Apenas para argumentar, observa-se que a leviana peça acusatória esqueceu de inserir na quadrilha os advogados dos outros dois presos (chineses), que, ao que parece, não foram defendidos por nenhum dos advogados aqui acusados.

Finalmente, conclui a famigerada denúncia, afirmando fatos que criou, como já se viu, por mera ilação.

Fls.53 da Denúncia

(...)


Pois bem, Senhor Presidente, com base apenas em leviandades, criminosamente agregadas, para não dizer "plantadas", em investigação envolvendo membros do Judiciário Federal e Polícia Federal, conseguiram os Srs. Procuradores da República, amparados no clamor popular por eles mesmos criado, efetivamente atingir o requerente, envolvendo-o numa trama que, de tão genérica, vaga e imprecisa, impede até mesmo o livre exercício de defesa e resultaram numa prisão preventiva absurdamente decretada, verificando-se inclusive, por evidente incoerência, que não houve o mesmo tratamento para três outros denunciados por idênticos crimes.

A ação brevemente relatada por este profissional, que a escreve sobre cama de um cárcere, bem demonstra a Vossa Senhoria um comportamento só visto em regimes de exceção, evidenciando além de uma sórdida perseguição ao requerente, violação de todas as garantias ao exercício da advocacia, como também das principais garantias constitucionais.

Neste momento encerro minha manifestação pleiteando um enérgico posicionamento do representante maior de nossa categoria, uma vez que, não obstante a dedicação dos Membros da Comissão de Prerrogativas, Vossa Senhoria, até agora, permaneceu inerte à destruição e ao vilipêndio de todas as garantias ao livre exercício de nossa profissão.

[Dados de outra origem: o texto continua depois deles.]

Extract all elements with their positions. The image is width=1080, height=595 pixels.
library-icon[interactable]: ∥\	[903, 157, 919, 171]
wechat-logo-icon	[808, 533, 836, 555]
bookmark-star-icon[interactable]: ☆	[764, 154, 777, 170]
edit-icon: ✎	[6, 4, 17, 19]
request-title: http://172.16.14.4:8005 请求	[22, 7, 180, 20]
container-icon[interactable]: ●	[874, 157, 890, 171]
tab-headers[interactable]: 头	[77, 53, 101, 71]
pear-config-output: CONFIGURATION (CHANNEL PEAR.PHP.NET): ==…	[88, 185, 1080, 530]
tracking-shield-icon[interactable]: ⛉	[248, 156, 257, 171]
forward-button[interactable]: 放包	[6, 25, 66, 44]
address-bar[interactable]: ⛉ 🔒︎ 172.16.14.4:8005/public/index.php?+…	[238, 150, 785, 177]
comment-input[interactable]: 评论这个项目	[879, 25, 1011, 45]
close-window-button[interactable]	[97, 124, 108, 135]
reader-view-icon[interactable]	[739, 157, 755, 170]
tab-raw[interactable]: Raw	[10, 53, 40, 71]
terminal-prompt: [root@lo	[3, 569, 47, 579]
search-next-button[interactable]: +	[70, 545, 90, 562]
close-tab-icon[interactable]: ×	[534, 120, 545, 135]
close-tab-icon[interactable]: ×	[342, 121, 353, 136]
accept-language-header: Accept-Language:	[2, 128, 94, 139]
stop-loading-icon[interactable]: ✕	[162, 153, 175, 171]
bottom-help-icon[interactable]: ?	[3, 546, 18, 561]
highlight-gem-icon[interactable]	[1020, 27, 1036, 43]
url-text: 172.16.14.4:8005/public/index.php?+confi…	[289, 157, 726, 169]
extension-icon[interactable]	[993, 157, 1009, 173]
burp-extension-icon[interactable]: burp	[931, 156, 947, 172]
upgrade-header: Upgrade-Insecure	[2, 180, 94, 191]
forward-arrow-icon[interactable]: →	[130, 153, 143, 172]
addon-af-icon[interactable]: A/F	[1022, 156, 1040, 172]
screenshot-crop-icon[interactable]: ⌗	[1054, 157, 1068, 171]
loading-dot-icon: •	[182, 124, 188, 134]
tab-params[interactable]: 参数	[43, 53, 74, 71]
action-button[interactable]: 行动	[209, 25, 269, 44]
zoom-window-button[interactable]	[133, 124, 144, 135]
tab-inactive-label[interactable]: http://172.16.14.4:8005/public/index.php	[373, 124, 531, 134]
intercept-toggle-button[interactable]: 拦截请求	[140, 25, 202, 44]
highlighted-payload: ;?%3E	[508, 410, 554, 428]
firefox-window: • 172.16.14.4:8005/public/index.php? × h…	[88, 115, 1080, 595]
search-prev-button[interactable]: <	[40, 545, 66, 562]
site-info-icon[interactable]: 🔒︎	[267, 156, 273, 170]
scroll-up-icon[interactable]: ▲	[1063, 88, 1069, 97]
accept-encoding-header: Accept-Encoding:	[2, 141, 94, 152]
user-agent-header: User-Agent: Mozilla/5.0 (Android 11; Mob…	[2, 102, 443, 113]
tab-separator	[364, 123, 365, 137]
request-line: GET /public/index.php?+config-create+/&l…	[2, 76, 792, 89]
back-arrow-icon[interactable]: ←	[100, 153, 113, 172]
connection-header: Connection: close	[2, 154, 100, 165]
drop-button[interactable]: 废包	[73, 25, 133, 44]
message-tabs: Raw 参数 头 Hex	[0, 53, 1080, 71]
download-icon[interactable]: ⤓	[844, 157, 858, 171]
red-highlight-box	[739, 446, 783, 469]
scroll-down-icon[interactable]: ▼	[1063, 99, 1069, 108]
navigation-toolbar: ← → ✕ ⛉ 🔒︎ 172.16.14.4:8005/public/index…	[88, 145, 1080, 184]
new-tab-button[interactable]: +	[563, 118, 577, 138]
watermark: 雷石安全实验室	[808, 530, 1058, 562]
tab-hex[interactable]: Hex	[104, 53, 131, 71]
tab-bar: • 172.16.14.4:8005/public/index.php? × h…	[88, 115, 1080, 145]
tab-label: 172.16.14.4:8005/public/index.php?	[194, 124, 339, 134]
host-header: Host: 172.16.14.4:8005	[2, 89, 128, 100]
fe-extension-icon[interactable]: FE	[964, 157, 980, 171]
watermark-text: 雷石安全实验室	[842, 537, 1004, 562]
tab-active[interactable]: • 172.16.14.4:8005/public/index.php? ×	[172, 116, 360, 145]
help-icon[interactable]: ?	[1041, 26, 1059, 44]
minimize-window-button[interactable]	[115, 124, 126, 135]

Acrescento e finalizo com as palavras que ouvi hoje pela manhã do respeitado advogado Paulo Esteves, em visita ao cárcere da Polícia Federal "... com estes acontecimentos, começo a pensar se vale a pena continuar advogando. Todos estamos sentindo medo de exercer combativamente a profissão".

Custódia da Polícia Federal, 09 de novembro de 2003.

Carlos Alberto da Costa Silva

PS. Todos os documentos citados foram encaminhados ao advogado nomeado pela Comissão de Prerrogativas da OAB.

Notas de rodapé:

(1) Decreto de prisão temporária de 29/10/03 sob a acusação de que os escritórios dos advogados Affonso Passareli e Carlos Alberto da Costa Silva serviriam de base para a elaboração de documentos necessários a praticas delituosas.

(2) Petição de 04.11.03 firmada por membro designado pela Comissão de Prerrogativas da OAB - Dr. Alexandre Crepaldi.

(3) Inexiste em toda a investigação prova de qualquer contato pessoal ou telefônico entre referidas pessoas e o requerente, posto que não se conheciam.

(4) Como prova de que os policiais não sabiam quem estavam investigando, havendo sido o nome do requerente criminosamente "plantado"no relatório , observa-se que, desde junho/03 o escritório deste advogado se situa na Rua da Consolação, 439, 7. andar

(5) O requerente não conhece e nunca foi ao referido local, motivo pelo qual não faz parte de fotos ou filmagens realizadas em tais eventos pela investigação.

(6) O nome do requerente não é ao menos citado no ref. Monitoramento, tão pouco participou de qualquer expediente ilegal, posto que apenas representa, de maneira legal, um co-réu deste episódio.

(7) Vide denuncia fls.520/527 - presos Qiu Guo - Lin Zheng Zhou - Paulo Cesar Oliveira e Mario Wilson Viana.